Take a look inside the complex web of money mules, front companies and cryptocurrencies that criminals use to siphon funds from the financial system after a cyber-attack. That is what a new report by secure financial messaging service SWIFT and cybersecurity consultancy BAE Systems Applied Intelligence.

The report highlights the ingenuity of money laundering tactics to obtain liquid financial assets and avoid any subsequent tracing of the funds. For instance, cybercriminals often recruit unsuspecting job seekers to serve as money mules that extract funds by placing legitimate-sounding job advertisements, complete with references to the organization’s diversity and inclusion commitments.

They use insiders at financial institutions to evade or undermine the scrutiny of compliance teams carrying out know-your-customer (KYC) and due diligence checks on new account openings.
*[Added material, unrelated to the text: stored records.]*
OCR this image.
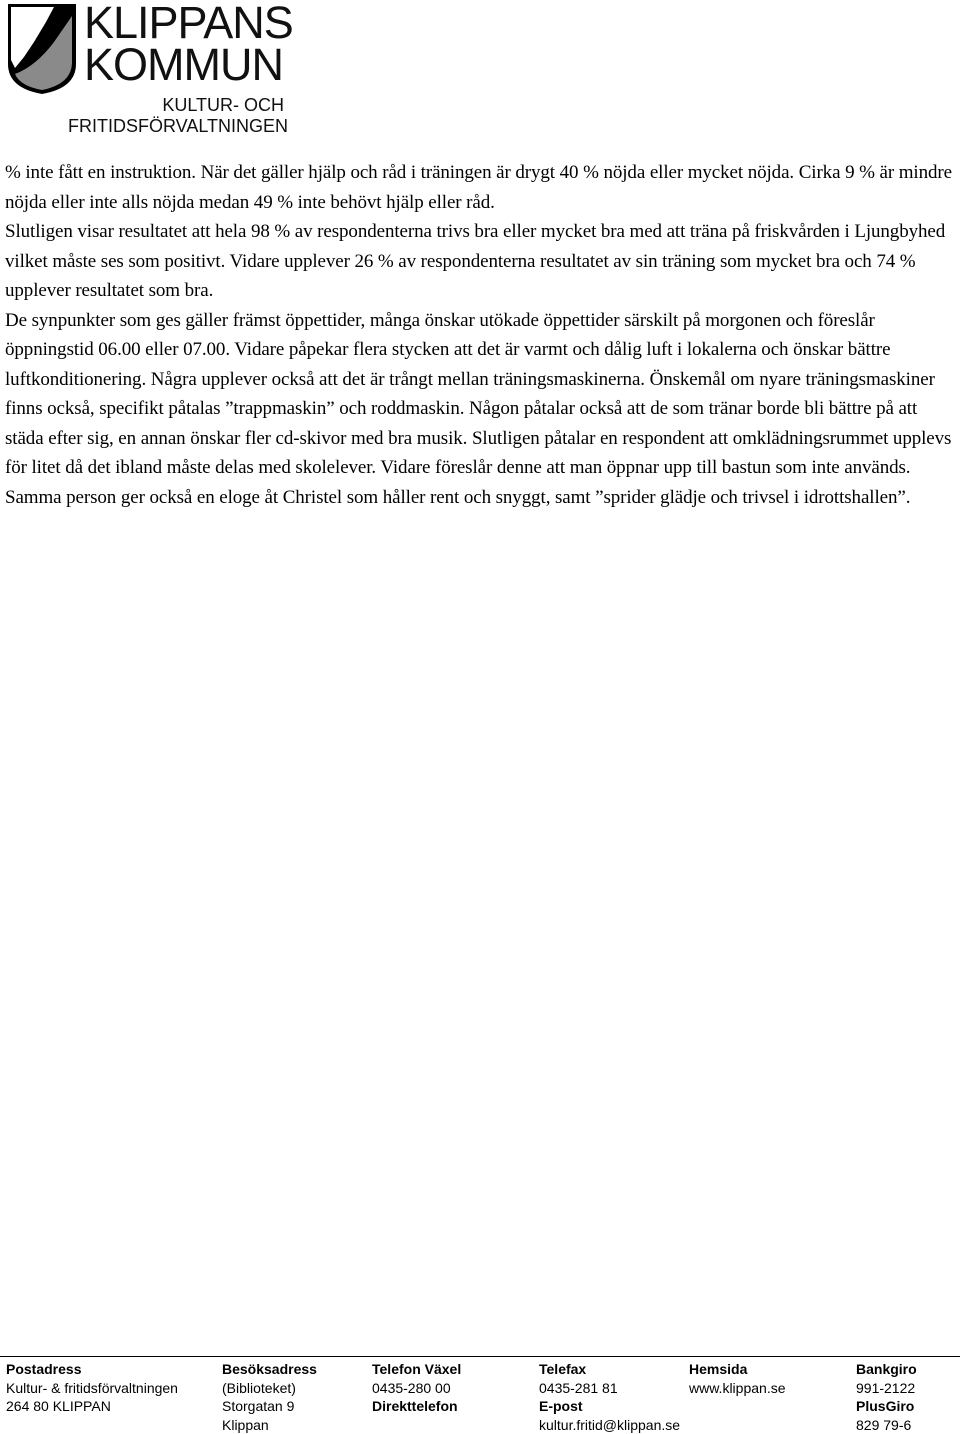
KLIPPANS
KOMMUN
KULTUR- OCH
FRITIDSFÖRVALTNINGEN

% inte fått en instruktion. När det gäller hjälp och råd i träningen är drygt 40 % nöjda eller mycket nöjda. Cirka 9 % är mindre nöjda eller inte alls nöjda medan 49 % inte behövt hjälp eller råd.

Slutligen visar resultatet att hela 98 % av respondenterna trivs bra eller mycket bra med att träna på friskvården i Ljungbyhed vilket måste ses som positivt. Vidare upplever 26 % av respondenterna resultatet av sin träning som mycket bra och 74 % upplever resultatet som bra.

De synpunkter som ges gäller främst öppettider, många önskar utökade öppettider särskilt på morgonen och föreslår öppningstid 06.00 eller 07.00. Vidare påpekar flera stycken att det är varmt och dålig luft i lokalerna och önskar bättre luftkonditionering. Några upplever också att det är trångt mellan träningsmaskinerna. Önskemål om nyare träningsmaskiner finns också, specifikt påtalas ”trappmaskin” och roddmaskin. Någon påtalar också att de som tränar borde bli bättre på att städa efter sig, en annan önskar fler cd-skivor med bra musik. Slutligen påtalar en respondent att omklädningsrummet upplevs för litet då det ibland måste delas med skolelever. Vidare föreslår denne att man öppnar upp till bastun som inte används. Samma person ger också en eloge åt Christel som håller rent och snyggt, samt ”sprider glädje och trivsel i idrottshallen”.

Postadress
Kultur- & fritidsförvaltningen
264 80 KLIPPAN
Besöksadress
(Biblioteket)
Storgatan 9
Klippan
Telefon Växel
0435-280 00
Direkttelefon
Telefax
0435-281 81
E-post
kultur.fritid@klippan.se
Hemsida
www.klippan.se
Bankgiro
991-2122
PlusGiro
829 79-6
And they convert stolen funds into assets such as property and jewelry that are likely to hold their value and are less likely to attract the attention of law enforcement.
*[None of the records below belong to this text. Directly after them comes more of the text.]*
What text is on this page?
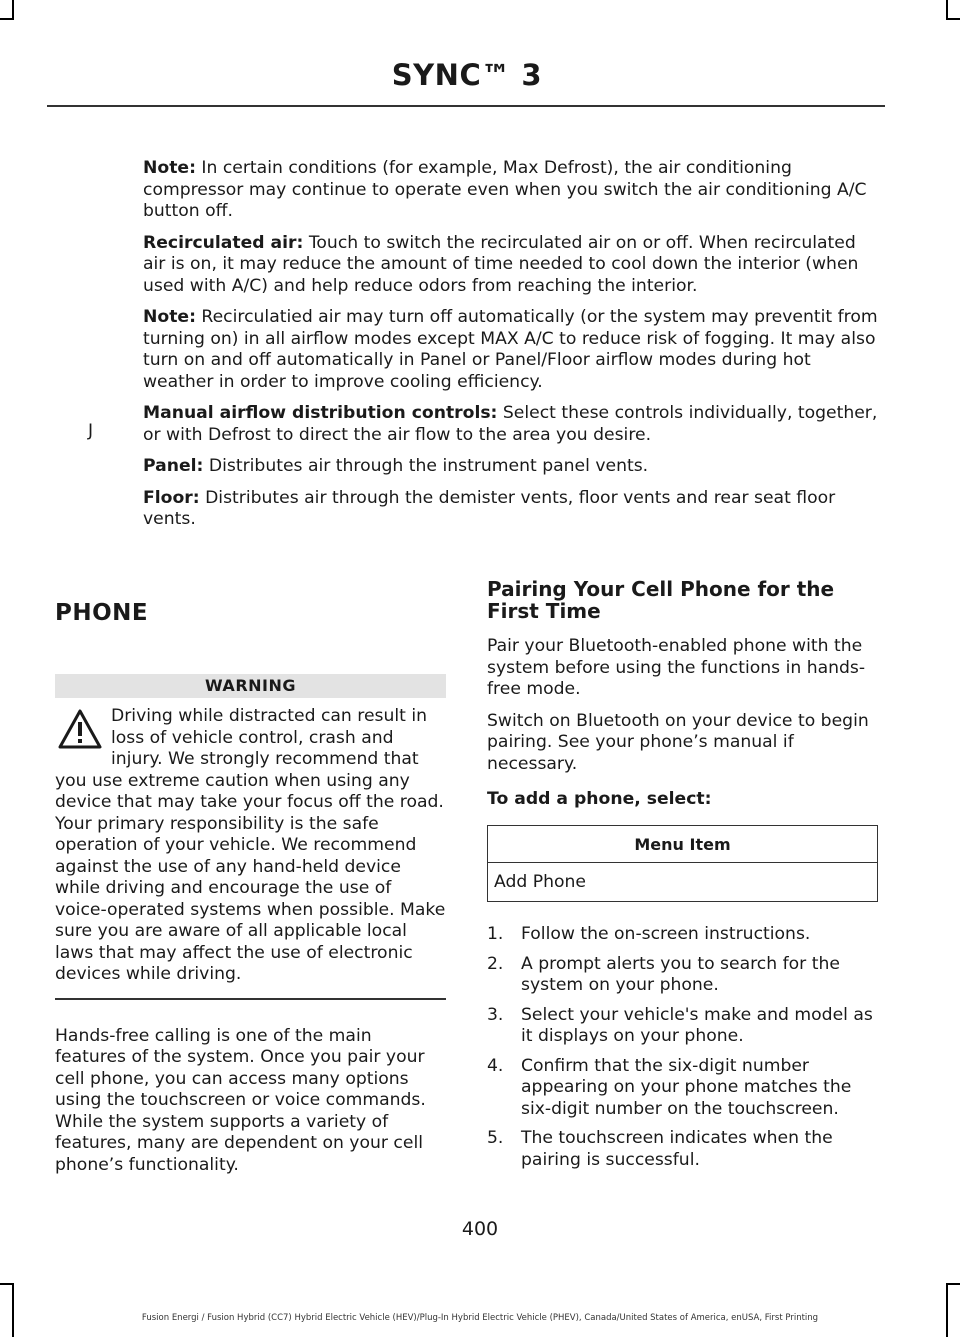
SYNC™ 3

Note: In certain conditions (for example, Max Defrost), the air conditioning compressor may continue to operate even when you switch the air conditioning A/C button off.

Recirculated air: Touch to switch the recirculated air on or off. When recirculated air is on, it may reduce the amount of time needed to cool down the interior (when used with A/C) and help reduce odors from reaching the interior.

Note: Recirculatied air may turn off automatically (or the system may preventit from turning on) in all airflow modes except MAX A/C to reduce risk of fogging. It may also turn on and off automatically in Panel or Panel/Floor airflow modes during hot weather in order to improve cooling efficiency.

Manual airflow distribution controls: Select these controls individually, together, or with Defrost to direct the air flow to the area you desire.

Panel: Distributes air through the instrument panel vents.

Floor: Distributes air through the demister vents, floor vents and rear seat floor vents.

J
PHONE
WARNING
Driving while distracted can result in loss of vehicle control, crash and injury. We strongly recommend that you use extreme caution when using any device that may take your focus off the road. Your primary responsibility is the safe operation of your vehicle. We recommend against the use of any hand-held device while driving and encourage the use of voice-operated systems when possible. Make sure you are aware of all applicable local laws that may affect the use of electronic devices while driving.

Hands-free calling is one of the main features of the system. Once you pair your cell phone, you can access many options using the touchscreen or voice commands. While the system supports a variety of features, many are dependent on your cell phone’s functionality.

Pairing Your Cell Phone for the First Time

Pair your Bluetooth-enabled phone with the system before using the functions in hands-free mode.

Switch on Bluetooth on your device to begin pairing. See your phone’s manual if necessary.

To add a phone, select:

Menu Item
Add Phone
1.	Follow the on-screen instructions.
2.	A prompt alerts you to search for the system on your phone.
3.	Select your vehicle's make and model as it displays on your phone.
4.	Confirm that the six-digit number appearing on your phone matches the six-digit number on the touchscreen.
5.	The touchscreen indicates when the pairing is successful.
400
Fusion Energi / Fusion Hybrid (CC7) Hybrid Electric Vehicle (HEV)/Plug-In Hybrid Electric Vehicle (PHEV), Canada/United States of America, enUSA, First Printing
SWIFT commissioned BAE Systems to investigate this element of the money laundering process as part of its Customer Security Programme (CSP). The CSP continually helps the financial community to strengthen its cyber defenses through a range of measures including mandatory controls, intelligence sharing and thought leadership.
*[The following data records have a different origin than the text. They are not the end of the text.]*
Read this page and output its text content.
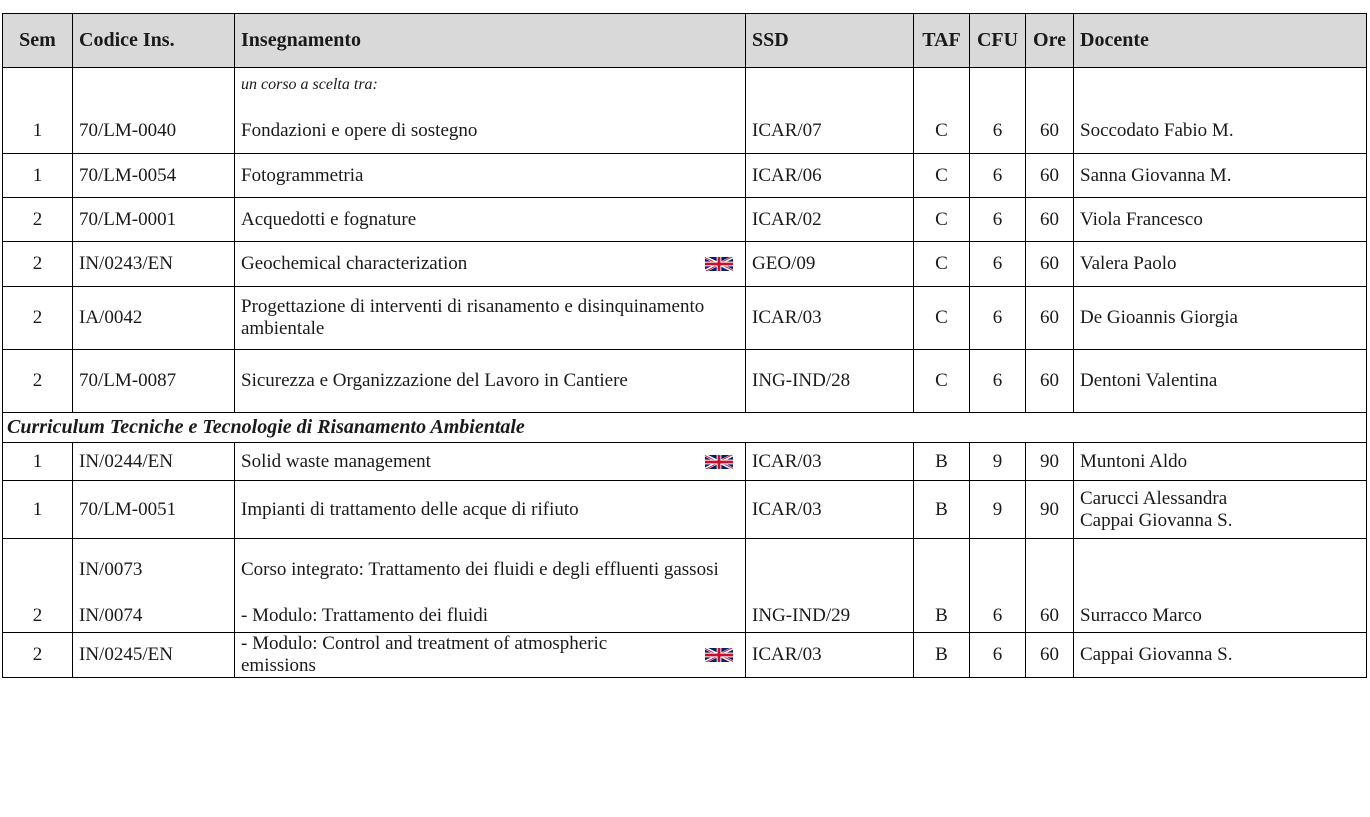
Sem	Codice Ins.	Insegnamento	SSD	TAF	CFU	Ore	Docente
		un corso a scelta tra:					
1	70/LM-0040	Fondazioni e opere di sostegno	ICAR/07	C	6	60	Soccodato Fabio M.
1	70/LM-0054	Fotogrammetria	ICAR/06	C	6	60	Sanna Giovanna M.
2	70/LM-0001	Acquedotti e fognature	ICAR/02	C	6	60	Viola Francesco
2	IN/0243/EN	Geochemical characterization	GEO/09	C	6	60	Valera Paolo
2	IA/0042	Progettazione di interventi di risanamento e disinquinamento ambientale	ICAR/03	C	6	60	De Gioannis Giorgia
2	70/LM-0087	Sicurezza e Organizzazione del Lavoro in Cantiere	ING-IND/28	C	6	60	Dentoni Valentina
Curriculum Tecniche e Tecnologie di Risanamento Ambientale							
1	IN/0244/EN	Solid waste management	ICAR/03	B	9	90	Muntoni Aldo
1	70/LM-0051	Impianti di trattamento delle acque di rifiuto	ICAR/03	B	9	90	Carucci Alessandra
Cappai Giovanna S.

	IN/0073	Corso integrato: Trattamento dei fluidi e degli effluenti gassosi					
2	IN/0074	- Modulo: Trattamento dei fluidi	ING-IND/29	B	6	60	Surracco Marco
2	IN/0245/EN	- Modulo: Control and treatment of atmospheric emissions	ICAR/03	B	6	60	Cappai Giovanna S.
Although there has been much research into the methods that cybercriminals use to conduct attacks, there have been fewer studies into what happens to funds once they have been stolen. The aim of this report is to illuminate the techniques used by cybercriminals to ‘cash out’ so that SWIFT’s global community of over 11,000 financial institutions, market infrastructures and corporates can improve protective measures.

Said Brett Lancaster, Head of the Customer Security Programme, SWIFT: “The threat posed by cyber-attacks to the financial sector has never been greater. Attackers are well-resourced, constantly evolving their modus operandi and using untraceable money laundering techniques. The report highlights how the growth in cyberattacks is increasing the need for the convergence of anti-money laundering, fraud and cybersecurity processes in financial institutions. It calls for them to increase information sharing, tighten due diligence requirements and smartly invest in maintaining systems to strengthen their defenses.”

Here are some of the findings in the report, titled ‘Follow the Money’:

  • Front companies—cybercriminals tend to focus on textile, garment, fishery and seafood businesses to obfuscate funds. They find it easier to operate in parts of East Asia where less stringent regulations make it easier to conduct their activities.
  • Cryptocurrencies—while the number of identified cases of money laundering through cryptocurrencies is low so far, there have been a couple of major incidents involving millions of dollars. Digital transactions are appealing because they are conducted in a peer-to-peer manner that circumvents the compliance and KYC checks conducted by banks, and often require only an e-mail address.
  • Experience—The method chosen by cybercriminals to cash out and spend the stolen funds is indicative of their levels of professionalism and experience. Some inexperienced criminals have immediately made extravagant purchases drawing the attention of law enforcement agencies and leading to arrests.

BAE Systems Applied Intelligence’s Cyber Security Financial Services Sector Lead, Simon Viney commented: “The activity from cybercriminals and gangs across the world is estimated to result in over $1.5 trillion dollars in annual losses. This report focuses on money-laundering-related activities necessary for cyber attackers to conduct and ‘cash out’ a successful attack and avoid the money subsequently being traced.”

As technology and criminals’ techniques evolve at a rapid pace, so will the need for institutions, both private sector and law enforcement, to collaborate and maintain awareness of evolving money laundering techniques, he said. “This is to reduce the opportunities for threat groups to benefit from committing high-value cyber heists.”